Auch mit Blick auf die Sekundärmigration – also das Weiterziehen Schutzsuchender von einem EU-Land ins nächste – würden Deutschlands Interessen nicht hinreichend berücksichtigt.
Seehofer beschwichtigte nun: „Natürlich schauen wir auf die Sekundärmigration.“ Dies sei eines der Hauptprobleme. Zudem schaue man darauf, „dass es nicht zu einer unkontrollierten Familienzusammenführung“ komme. „Aber deshalb muss man jetzt nicht das ganze Paket in Bausch und Bogen in Frage stellen.“ Er warnte: „Am schlechtesten wäre, wenn wir zu keiner Lösung kommen, und zwar für alle, auch für Deutschland.“
Der Bundesfachverband unbegleitete minderjährige Flüchtlinge (BumF) geht nicht davon aus, dass deutlich mehr Angehörige nachkommen. „Die Einbeziehung der Geschwister in die ,Kernfamilie' durch den Neuentwurf der sogenannten Dublin-Verordnung hat keine zwingende rechtliche Änderung der deutschen Situation zum Geschwisternachzug zur Folge“, sagte die Expertin Ulrike Schwarz.
Seehofer strebt an, dass bei einem Innenministertreffen Anfang Dezember zumindest bei den heiklen Fragen eine politische Einigung erzielt wird. Im November solle ein zusätzliches Ministertreffen eingeschoben werden.
Mittelmeerstaaten wie Italien oder Malta, in denen Migranten häufig in Europa ankommen, wollten nicht „auf den Flüchtlingen sitzenbleiben“, sagte Seehofer. Andere Länder – etwa Visegrad-Staaten wie Tschechien und Ungarn – hätten wiederum „etwas Distanz zur verpflichtenden Solidarität“.
Diese Positionen müssten nun in bilateralen Gesprächen zusammengebracht werden.
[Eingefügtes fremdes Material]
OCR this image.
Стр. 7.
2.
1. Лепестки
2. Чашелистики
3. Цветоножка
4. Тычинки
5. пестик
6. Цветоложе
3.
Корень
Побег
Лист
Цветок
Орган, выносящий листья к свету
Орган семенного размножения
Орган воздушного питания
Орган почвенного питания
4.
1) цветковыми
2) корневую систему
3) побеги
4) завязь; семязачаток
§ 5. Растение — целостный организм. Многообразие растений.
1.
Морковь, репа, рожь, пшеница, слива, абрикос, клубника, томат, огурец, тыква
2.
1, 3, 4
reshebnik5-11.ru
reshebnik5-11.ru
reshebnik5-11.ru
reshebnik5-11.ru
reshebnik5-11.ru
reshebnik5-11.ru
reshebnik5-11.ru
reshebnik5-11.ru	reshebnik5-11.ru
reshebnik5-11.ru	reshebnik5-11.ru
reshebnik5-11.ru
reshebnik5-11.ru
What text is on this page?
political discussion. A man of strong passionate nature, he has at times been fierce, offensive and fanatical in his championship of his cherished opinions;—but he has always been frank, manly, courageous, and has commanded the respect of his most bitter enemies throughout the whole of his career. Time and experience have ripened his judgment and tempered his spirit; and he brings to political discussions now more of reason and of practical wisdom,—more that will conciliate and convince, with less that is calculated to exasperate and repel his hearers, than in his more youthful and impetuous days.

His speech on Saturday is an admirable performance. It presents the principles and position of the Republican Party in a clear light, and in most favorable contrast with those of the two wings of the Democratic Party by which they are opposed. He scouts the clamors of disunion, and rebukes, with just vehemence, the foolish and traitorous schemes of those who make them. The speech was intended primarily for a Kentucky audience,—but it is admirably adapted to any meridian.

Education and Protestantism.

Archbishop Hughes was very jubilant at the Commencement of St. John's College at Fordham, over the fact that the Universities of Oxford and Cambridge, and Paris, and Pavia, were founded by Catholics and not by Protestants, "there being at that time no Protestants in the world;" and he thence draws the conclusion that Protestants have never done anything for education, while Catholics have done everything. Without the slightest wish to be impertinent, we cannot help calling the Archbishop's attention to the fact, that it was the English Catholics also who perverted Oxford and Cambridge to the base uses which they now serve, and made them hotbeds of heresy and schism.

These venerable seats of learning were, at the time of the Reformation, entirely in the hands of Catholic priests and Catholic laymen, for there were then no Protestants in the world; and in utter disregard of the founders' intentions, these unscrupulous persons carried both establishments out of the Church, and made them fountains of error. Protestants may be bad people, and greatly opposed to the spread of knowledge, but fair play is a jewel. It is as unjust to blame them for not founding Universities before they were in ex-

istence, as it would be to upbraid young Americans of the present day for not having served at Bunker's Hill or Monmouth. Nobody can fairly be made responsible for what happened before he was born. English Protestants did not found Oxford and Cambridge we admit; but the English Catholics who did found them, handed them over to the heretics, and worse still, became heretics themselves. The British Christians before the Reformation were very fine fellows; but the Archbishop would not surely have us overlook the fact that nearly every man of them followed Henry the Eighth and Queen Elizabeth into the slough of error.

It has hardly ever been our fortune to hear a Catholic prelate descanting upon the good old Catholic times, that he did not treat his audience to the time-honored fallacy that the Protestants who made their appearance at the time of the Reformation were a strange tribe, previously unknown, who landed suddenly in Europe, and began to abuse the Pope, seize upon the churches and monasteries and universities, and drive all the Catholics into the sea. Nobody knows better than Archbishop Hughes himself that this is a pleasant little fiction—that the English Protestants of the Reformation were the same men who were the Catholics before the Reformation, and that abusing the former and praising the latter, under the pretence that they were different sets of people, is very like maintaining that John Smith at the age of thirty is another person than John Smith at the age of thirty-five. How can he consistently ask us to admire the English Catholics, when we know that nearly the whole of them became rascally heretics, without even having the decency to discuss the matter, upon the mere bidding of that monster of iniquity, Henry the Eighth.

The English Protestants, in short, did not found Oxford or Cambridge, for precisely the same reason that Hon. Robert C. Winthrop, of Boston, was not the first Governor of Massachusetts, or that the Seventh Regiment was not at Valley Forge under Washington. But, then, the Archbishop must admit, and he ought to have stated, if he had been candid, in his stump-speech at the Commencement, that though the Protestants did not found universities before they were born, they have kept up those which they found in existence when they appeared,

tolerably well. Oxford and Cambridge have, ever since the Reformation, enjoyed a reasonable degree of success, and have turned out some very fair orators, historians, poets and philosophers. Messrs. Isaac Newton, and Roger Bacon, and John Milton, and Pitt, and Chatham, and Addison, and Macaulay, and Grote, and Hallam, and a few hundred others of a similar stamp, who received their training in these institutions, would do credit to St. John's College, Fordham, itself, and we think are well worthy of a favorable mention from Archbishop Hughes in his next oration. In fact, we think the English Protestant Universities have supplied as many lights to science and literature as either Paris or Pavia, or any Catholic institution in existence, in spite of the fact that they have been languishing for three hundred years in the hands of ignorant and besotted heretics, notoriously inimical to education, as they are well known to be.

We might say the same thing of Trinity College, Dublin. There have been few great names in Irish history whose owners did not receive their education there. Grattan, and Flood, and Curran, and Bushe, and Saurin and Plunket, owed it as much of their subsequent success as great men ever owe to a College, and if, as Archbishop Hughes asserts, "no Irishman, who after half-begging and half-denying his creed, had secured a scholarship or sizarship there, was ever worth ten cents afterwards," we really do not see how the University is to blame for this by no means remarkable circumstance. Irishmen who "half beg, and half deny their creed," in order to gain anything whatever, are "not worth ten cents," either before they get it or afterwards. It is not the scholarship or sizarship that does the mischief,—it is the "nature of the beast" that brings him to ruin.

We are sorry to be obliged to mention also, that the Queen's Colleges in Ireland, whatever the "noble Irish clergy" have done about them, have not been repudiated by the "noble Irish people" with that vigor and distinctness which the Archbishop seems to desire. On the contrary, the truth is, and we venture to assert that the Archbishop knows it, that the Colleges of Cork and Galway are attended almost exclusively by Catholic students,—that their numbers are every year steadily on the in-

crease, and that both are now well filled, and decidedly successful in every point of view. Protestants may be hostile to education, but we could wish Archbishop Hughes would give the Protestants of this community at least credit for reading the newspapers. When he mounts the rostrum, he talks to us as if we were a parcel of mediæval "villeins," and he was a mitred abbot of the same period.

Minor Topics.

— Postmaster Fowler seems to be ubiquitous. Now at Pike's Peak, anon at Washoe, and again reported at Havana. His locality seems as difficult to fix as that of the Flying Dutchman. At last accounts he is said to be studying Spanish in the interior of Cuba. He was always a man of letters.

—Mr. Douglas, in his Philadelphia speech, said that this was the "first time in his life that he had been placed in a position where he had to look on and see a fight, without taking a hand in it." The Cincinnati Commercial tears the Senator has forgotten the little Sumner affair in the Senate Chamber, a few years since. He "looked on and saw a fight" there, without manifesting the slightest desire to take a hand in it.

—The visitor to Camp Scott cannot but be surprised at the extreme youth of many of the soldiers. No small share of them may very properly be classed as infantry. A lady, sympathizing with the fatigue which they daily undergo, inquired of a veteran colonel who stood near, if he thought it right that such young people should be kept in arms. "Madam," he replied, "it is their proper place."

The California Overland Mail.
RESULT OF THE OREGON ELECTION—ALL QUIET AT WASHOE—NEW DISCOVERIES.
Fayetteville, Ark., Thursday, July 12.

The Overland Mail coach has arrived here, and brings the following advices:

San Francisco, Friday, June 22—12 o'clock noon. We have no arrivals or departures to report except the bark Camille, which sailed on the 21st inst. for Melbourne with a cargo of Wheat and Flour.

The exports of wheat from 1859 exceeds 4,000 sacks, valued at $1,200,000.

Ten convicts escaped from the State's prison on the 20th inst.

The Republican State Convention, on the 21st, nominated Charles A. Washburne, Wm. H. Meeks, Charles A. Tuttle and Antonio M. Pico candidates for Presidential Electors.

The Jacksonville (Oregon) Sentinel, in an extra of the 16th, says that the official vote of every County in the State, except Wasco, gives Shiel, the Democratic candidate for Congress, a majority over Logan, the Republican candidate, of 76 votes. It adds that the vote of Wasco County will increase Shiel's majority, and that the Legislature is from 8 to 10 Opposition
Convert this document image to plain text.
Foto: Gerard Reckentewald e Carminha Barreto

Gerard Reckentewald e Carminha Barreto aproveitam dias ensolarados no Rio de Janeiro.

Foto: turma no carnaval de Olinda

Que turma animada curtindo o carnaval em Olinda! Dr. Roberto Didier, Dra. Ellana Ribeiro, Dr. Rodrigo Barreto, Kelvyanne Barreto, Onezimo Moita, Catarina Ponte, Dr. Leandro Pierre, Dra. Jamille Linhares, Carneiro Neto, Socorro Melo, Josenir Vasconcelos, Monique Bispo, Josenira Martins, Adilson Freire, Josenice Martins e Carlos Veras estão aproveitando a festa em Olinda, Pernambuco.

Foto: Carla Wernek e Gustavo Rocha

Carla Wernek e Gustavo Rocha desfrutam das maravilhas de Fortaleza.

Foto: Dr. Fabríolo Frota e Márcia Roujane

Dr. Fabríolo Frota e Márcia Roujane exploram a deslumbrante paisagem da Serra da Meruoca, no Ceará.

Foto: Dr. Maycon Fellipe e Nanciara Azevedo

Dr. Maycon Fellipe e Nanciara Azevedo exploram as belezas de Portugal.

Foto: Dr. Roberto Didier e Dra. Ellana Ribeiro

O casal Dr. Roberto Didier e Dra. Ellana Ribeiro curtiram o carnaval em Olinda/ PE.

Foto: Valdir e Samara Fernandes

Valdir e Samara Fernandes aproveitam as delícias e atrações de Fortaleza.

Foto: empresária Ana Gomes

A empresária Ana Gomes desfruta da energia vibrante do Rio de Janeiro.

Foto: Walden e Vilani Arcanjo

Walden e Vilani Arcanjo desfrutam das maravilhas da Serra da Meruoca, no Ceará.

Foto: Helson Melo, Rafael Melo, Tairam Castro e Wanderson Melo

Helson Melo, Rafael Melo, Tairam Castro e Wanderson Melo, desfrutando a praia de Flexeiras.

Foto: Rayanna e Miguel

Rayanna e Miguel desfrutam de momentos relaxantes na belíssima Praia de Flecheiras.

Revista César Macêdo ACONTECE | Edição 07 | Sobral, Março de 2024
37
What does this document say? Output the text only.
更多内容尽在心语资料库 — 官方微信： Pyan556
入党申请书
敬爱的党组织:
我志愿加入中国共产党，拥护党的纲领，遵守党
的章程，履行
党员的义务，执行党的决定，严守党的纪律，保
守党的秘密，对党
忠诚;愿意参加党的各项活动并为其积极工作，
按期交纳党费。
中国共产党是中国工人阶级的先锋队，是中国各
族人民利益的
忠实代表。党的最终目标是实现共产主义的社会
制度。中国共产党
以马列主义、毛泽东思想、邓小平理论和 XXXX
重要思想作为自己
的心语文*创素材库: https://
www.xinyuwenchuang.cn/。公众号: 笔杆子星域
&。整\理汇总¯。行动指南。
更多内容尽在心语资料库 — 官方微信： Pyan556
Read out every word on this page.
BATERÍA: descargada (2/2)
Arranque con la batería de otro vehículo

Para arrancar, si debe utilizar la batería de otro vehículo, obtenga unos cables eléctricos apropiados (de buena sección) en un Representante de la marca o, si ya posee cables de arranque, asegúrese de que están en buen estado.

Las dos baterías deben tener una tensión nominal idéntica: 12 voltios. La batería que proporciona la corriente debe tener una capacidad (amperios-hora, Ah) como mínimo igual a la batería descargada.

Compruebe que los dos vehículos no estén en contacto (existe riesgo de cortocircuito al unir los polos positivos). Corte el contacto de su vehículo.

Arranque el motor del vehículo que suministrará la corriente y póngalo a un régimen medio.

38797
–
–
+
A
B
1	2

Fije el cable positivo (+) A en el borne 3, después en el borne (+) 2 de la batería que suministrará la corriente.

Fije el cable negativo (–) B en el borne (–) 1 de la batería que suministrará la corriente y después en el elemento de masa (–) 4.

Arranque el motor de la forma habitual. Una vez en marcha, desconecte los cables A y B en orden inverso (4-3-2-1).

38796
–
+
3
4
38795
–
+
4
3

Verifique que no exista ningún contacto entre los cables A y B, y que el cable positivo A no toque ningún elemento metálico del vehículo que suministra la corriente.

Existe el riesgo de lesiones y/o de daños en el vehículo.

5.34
Seehofer sprach von einem „gewaltigen Werk“, das zustande gebracht werden solle. Zugleich betonte er, dass durch eine Vorprüfung an den EU-Außengrenzen die Zahl jener Menschen, die in Europa bleiben dürften, deutlich reduziert werde. Dadurch würden auch Probleme wie sekundäre Migration, die Verteilung oder die Solidarität geringer.